I’d have regretted missing, too, Harry Kenward’s entertaining and informative, if hardly always palatable, account of compost-covered Viking York, an image reconstructed from beetle remains. Or learning from John Gowlett of the possi­bilities provided by accelerators in C14 dating, meaning that far smaller samples were required and offering the possibility one day of precise dating of Paleolithic cave painting. Or Mike Baillie’s splendingly delivered account of how the dendrochronological sequence for Ireland, and beyond, was built up. Or Gordon Hillman’s revelations of the dietary habits of cock-fight watchers in medieval Usk (groats, not particularly well digested, and blackberries, so the seed remains indicated).
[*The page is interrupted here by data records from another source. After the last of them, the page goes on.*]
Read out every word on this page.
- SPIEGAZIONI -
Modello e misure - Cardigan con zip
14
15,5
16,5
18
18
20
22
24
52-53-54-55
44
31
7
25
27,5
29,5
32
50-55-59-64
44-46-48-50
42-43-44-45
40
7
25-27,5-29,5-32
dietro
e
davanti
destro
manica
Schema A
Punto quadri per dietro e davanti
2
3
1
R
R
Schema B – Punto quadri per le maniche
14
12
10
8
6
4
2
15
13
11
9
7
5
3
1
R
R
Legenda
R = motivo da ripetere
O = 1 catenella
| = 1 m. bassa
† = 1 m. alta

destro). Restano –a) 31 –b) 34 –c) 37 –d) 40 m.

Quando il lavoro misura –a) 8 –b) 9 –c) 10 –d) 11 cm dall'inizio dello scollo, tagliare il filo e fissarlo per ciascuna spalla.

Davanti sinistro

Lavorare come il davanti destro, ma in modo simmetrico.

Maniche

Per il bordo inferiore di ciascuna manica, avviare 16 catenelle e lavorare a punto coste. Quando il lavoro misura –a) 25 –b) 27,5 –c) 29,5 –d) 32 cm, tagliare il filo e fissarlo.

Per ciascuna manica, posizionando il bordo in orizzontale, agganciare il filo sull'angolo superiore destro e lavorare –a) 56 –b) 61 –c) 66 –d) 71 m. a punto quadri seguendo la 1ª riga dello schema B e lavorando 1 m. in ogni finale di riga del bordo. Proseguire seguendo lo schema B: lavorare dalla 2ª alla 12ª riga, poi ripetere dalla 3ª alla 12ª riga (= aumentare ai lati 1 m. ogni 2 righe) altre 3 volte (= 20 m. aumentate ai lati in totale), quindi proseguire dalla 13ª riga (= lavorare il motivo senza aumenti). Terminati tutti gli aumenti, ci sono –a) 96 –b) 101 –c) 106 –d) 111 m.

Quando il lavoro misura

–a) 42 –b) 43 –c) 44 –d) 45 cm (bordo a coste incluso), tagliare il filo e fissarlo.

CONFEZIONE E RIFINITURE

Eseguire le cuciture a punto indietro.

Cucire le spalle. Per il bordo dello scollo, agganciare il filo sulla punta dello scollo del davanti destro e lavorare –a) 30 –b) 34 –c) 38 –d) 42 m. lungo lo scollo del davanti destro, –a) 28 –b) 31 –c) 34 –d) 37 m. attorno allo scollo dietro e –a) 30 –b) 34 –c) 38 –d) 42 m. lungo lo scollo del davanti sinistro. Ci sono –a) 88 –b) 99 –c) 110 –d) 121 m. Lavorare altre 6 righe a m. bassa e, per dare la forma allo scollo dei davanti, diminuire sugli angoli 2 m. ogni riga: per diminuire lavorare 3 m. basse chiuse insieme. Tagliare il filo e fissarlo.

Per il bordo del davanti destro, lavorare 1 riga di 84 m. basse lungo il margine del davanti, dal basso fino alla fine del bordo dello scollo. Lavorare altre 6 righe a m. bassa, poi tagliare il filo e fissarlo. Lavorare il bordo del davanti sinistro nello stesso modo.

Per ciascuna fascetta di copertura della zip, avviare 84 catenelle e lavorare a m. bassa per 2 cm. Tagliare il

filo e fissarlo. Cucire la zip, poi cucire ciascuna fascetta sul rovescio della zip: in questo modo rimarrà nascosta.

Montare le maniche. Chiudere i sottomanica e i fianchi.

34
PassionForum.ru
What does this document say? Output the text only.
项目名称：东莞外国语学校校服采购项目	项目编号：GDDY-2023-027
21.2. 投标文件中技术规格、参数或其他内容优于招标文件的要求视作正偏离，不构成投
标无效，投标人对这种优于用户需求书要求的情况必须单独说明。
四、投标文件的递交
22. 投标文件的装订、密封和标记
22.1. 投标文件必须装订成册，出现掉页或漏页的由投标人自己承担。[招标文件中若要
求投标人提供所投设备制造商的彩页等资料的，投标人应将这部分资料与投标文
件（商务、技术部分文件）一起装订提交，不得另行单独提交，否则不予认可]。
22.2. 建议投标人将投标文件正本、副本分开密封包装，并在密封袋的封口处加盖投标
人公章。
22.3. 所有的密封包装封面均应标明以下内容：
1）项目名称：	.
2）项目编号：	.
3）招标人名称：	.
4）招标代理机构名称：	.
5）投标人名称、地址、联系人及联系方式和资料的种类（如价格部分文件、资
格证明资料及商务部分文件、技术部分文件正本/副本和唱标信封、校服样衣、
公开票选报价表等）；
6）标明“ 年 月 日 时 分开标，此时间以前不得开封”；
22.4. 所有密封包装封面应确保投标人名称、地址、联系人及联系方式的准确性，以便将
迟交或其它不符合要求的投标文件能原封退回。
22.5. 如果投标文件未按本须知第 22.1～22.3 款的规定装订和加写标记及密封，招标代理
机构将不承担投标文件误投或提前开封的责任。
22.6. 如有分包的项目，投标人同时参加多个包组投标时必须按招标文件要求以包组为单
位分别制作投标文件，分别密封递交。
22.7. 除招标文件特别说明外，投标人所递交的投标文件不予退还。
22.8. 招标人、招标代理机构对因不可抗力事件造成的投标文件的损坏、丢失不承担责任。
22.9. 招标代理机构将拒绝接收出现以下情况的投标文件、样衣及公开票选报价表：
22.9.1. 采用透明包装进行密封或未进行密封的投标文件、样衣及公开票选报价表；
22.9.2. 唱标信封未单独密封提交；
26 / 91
But the sparsely-filled benches were in sad contrast to the sort of audiences earlier series attracted. There must be many HADAS members who remember Michael Day demonstraiting the gait of 1470 man – or was it one of his later descendants? to a lecture hall with every seat filled, aisles crowded with extra chairs and several rows of listeners standing at the back. And that wasn’t exceptional. Thursday evenings at the Institute of Archaeology will be sorely missed.